В детективном романе мы каждый раз получаем точно очерченные отрезки жизни, изолированные,
отграниченные маленькие комплексы происшествий, где удовлетворительно действует механизм
причинности. Это дает возможность получать удовольствие от размышления. Возьмем простейший
пример, на сей раз из истории криминалистики, а не из романа. Убийство было совершено посредством
светильного газа. Преступниками могли быть два человека. Один имеет алиби для полуночи, другой —
для утра. Решение основывается на том факте, что, на подоконнике обнаружено несколько мертвых
мух. Следовательно, убийство было совершено под утро: мухи находились на освещенном окне, — вот
каким способом могут действительно решаться вопросы в нашей столь запутанной жизни.
Неизвестный убитый опознается также путем доставляющих удовольствие умозаключений на
отграниченном поле расследования. Посредством точных наблюдений устанавливается его социальное
— и кроме того географическое — местоположение. Найденные при нем мелкие предметы постепенно
обретают биографию. Зубной мост сделан таким-то врачом. Но еще до того, как это установлено, уже
известно, что убитый, во всяком случае в то время, когда заказывал мост, был человеком обеспеченным:
мост дорогой.
Круг подозреваемых тоже мал. За ними можно установить точное наблюдение, подвергнуть их
небольшим испытаниям. Тот, кто расследует дело (сыщик и читатель), пребывает в странной,
свободной от условностей, атмосфере. Преступником может быть как жулик-баронет, так и верный до
гробовой доски слуга или семидесятилетняя тетка. Никакой министр не свободен от подозрения. Убил
ли человек своего ближнего, определяется на поле, где действуют только мотив и удобный случай.
Нам доставляет удовольствие способ, каким автор детективного романа приводит нас к разумным
суждениям, заставляя отказываться от наших предубеждений. Для этого он должен владеть искусством
обмана. Впутанных в дело убийства лиц он должен наделить как несимпатичными, так и
привлекательными чертами. Он должен провоцировать наши предубеждения. Человеколюбивый
старый ботаник не может быть убийцей, — заставляет он нас воскликнуть. От дважды судимого за
браконьерство садовника можно ожидать всего, — заставляет он нас вздохнуть. Своими описаниями
характера он направляет нас по ложному пути.
Тысячекратно предупрежденные (чтением тысячи детективных романов), мы опять забываем, что
решают лишь мотив и удобный случай. Только общественные условия делают возможным или
необходимым преступление: они насилуют характер, так же как они его и создали. Конечно, убийца
злой человек, но, чтобы прийти к такому выводу, мы и должны пришить ему убийство. Более прямого
способа для распознания его морали детективный роман не указывает.
Таким образом, все дело в отыскании причинной связи.
Главное интеллектуальное удовольствие, доставляемое нам детективным романом, состоит в
установлении причинности человеческих поступков.

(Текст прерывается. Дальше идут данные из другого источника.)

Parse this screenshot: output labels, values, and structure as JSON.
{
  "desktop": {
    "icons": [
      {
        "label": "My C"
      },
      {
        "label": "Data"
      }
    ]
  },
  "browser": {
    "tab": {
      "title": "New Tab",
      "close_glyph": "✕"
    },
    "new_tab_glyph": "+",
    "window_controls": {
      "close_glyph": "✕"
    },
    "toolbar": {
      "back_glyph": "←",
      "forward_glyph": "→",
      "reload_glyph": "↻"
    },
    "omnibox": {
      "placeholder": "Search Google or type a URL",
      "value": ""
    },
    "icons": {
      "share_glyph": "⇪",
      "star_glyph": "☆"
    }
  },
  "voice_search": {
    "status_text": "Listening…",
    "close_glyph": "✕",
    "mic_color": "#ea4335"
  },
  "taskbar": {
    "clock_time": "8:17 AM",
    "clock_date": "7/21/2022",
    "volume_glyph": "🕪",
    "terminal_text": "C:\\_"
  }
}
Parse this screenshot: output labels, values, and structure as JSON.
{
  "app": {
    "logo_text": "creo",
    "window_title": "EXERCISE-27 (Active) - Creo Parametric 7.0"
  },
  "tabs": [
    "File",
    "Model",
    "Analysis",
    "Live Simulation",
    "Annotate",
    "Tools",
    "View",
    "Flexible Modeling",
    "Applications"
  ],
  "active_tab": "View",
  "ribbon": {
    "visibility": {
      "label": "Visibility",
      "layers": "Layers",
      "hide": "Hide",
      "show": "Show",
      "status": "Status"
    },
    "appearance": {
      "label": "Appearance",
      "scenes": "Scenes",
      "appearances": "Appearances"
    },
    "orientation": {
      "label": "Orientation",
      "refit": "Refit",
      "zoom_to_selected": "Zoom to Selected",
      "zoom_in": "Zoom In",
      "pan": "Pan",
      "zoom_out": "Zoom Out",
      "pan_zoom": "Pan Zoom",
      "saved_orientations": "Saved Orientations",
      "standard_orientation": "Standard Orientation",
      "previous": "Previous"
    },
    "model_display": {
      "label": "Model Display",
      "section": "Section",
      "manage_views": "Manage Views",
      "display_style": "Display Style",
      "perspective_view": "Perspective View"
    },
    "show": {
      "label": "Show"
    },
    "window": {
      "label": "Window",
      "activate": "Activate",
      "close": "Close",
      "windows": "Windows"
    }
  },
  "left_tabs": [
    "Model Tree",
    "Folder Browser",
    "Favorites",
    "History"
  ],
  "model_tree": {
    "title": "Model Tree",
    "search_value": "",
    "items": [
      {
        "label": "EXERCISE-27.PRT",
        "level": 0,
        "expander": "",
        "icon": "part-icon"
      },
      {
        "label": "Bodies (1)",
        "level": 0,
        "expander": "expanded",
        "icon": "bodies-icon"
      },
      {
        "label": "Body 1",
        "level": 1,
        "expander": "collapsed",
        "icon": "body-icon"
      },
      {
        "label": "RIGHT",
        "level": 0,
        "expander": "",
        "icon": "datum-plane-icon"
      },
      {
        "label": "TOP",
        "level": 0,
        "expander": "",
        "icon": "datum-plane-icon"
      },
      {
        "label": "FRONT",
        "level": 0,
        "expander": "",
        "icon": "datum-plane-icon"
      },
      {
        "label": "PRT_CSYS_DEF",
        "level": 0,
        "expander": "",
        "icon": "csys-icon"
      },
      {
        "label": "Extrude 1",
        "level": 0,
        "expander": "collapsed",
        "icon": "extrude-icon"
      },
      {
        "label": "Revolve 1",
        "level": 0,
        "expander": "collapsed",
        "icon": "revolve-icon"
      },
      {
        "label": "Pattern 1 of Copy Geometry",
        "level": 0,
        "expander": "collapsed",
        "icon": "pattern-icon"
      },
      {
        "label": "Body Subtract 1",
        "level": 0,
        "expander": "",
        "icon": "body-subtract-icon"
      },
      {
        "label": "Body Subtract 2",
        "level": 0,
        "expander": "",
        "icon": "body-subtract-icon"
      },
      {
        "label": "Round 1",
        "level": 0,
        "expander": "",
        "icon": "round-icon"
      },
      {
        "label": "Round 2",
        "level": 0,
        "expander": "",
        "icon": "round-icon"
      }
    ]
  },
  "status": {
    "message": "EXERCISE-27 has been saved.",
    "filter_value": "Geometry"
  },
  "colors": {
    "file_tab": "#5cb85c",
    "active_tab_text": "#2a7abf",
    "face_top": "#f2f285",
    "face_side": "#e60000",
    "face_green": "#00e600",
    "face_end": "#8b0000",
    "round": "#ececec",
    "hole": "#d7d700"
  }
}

С трудностями, которые испытывают в области причинности наши физики, мы, несомненно,
встречаемся повсеместно в своей повседневной жизни, но не в детективном романе. В повседневной
жизни, когда речь идет об общественных ситуациях, мы, совершенно так же как физики в определенных
областях, зависим от статистической причинности. Во всех жизненных вопросах, может быть,
исключая только наипримитивнейшие, мы должны довольствоваться исчислением вероятностей.
Получим ли мы, имея такие-то и такие-то знания, ту или иную должность, — это можно знать в лучшем
случае лишь с известной степенью вероятности. Мы не можем мотивировать однозначно даже свои
собственные решения, не говоря уже о решениях других людей. Данные нам возможности в высшей
мере смутны, скрыты, затушеваны. Закон причинности действует в лучшем случае лишь отчасти.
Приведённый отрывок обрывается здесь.